Two planes
In this section we present some of the commonly known methods for visualizing complex functions. We will also show a couple of examples of their use. Our goal for now is just to briefly introduce these methods. They all have their advantages, drawbacks, application areas. But perhaps none of them can give such complete, concise and perspicuous images like the 'colorful' method.
The first method may be called the method of two planes because it basicly uses two planes: the so-called z and w planes, and examines where certain points and shapes (lines, line segments, circles) of the z plane are mapped and plots these on the w plane. (If we would agree that we always examine the same set of points every time, then one plane would also be sufficient.)

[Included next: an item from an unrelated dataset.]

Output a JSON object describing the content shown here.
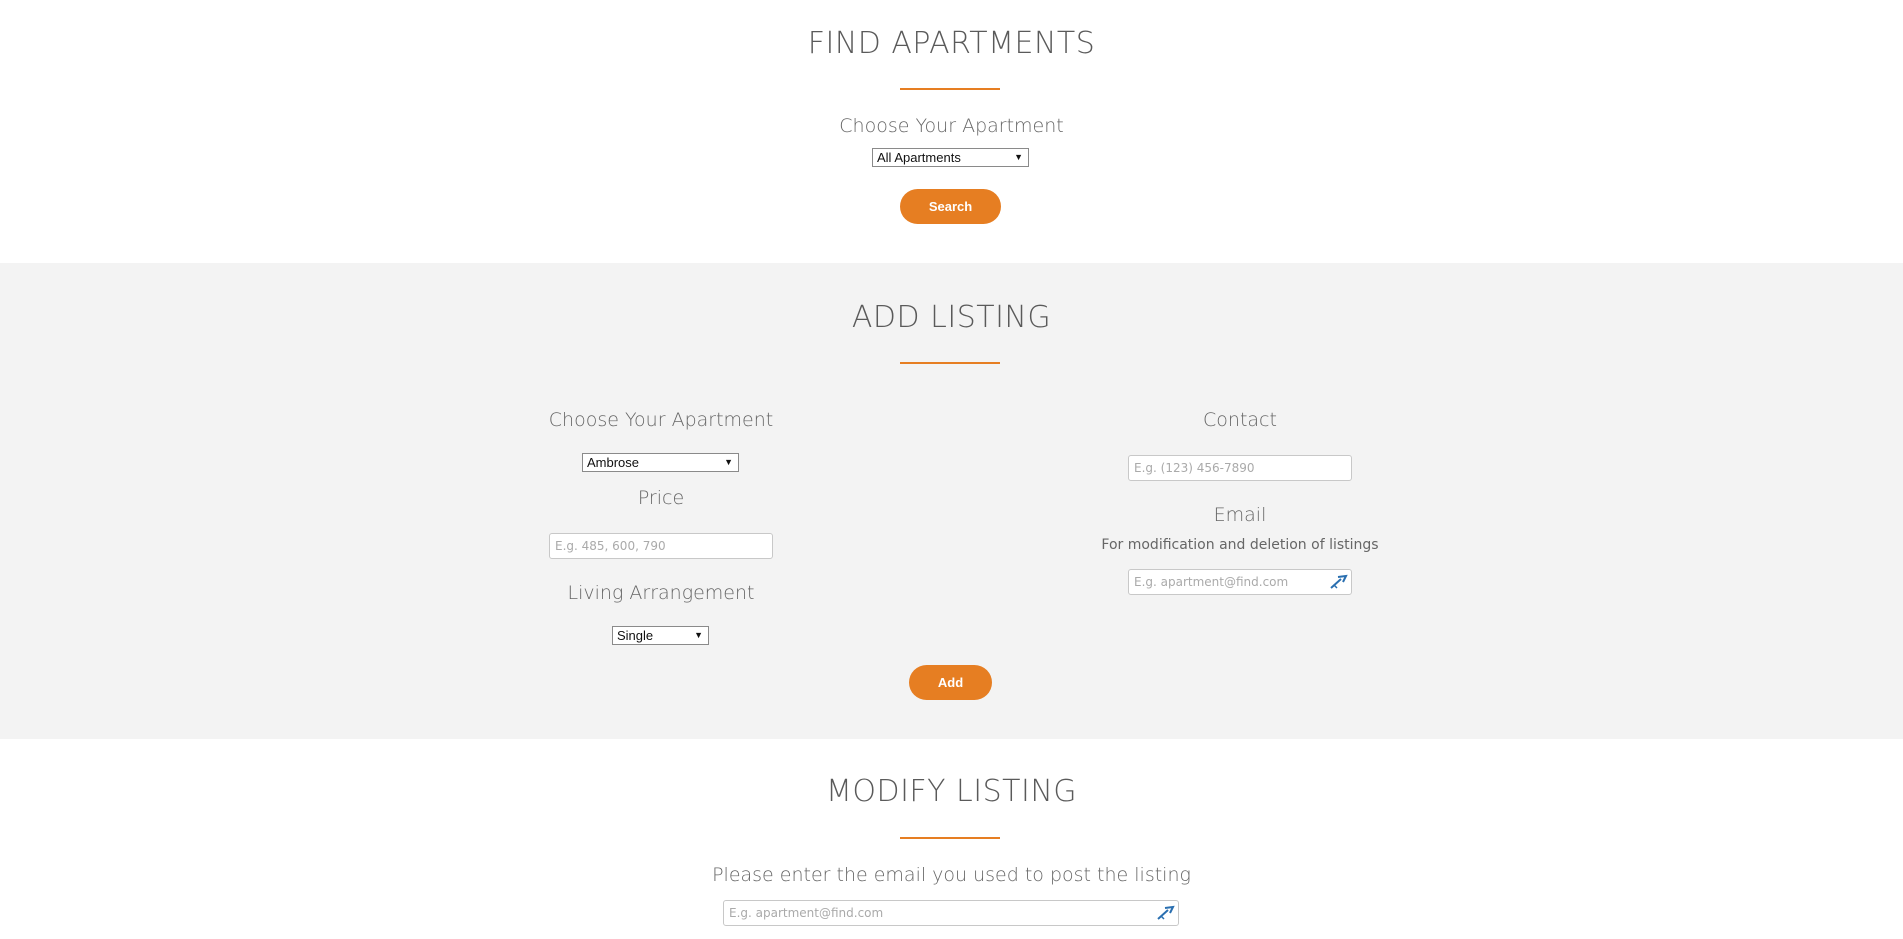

Let us consider first the square function. It can be shown that the lines parallel to the imaginary axis are mapped to parabolic curves.
\(f(z) = z^2\)
We have plotted four lines on the z plane, of which the image of two coincides resulting only in three parabolae. The following short calculation could help to see this. Fix a real number \(a_0\) and let \(b\) take real values. So: \[ (a_0 + b i)^2 = \underbrace{-b^2 + a_0^2}_{u} + \underbrace{2 a_0 b}_{v} \cdot i,\qquad u = -\frac{1}{a_0^2} v^2 + a_0^2. \]
Our second example is the exponential function. Let us examine where the lines parallel to the real and imaginary axis are mapped.
\(f(z) = \exp\,z\)
The images of these sets are respectively half-lines starting at the origin and concentric circles with their center also at the origin. These facts are explained by the calculations below based e.g. on Euler's formula: \[ \exp\,z = e^z = e^{x+iy} = e^x \cdot e^{iy} = e^x (\cos\,y + i\,\sin\,y). \]
When we fix one of x and y and move the other one along the real numbers then the formulas read as parameterizations of half-lines and circles. (Not just the images of the horizontal lines shown on the z plane are plotted, but more.)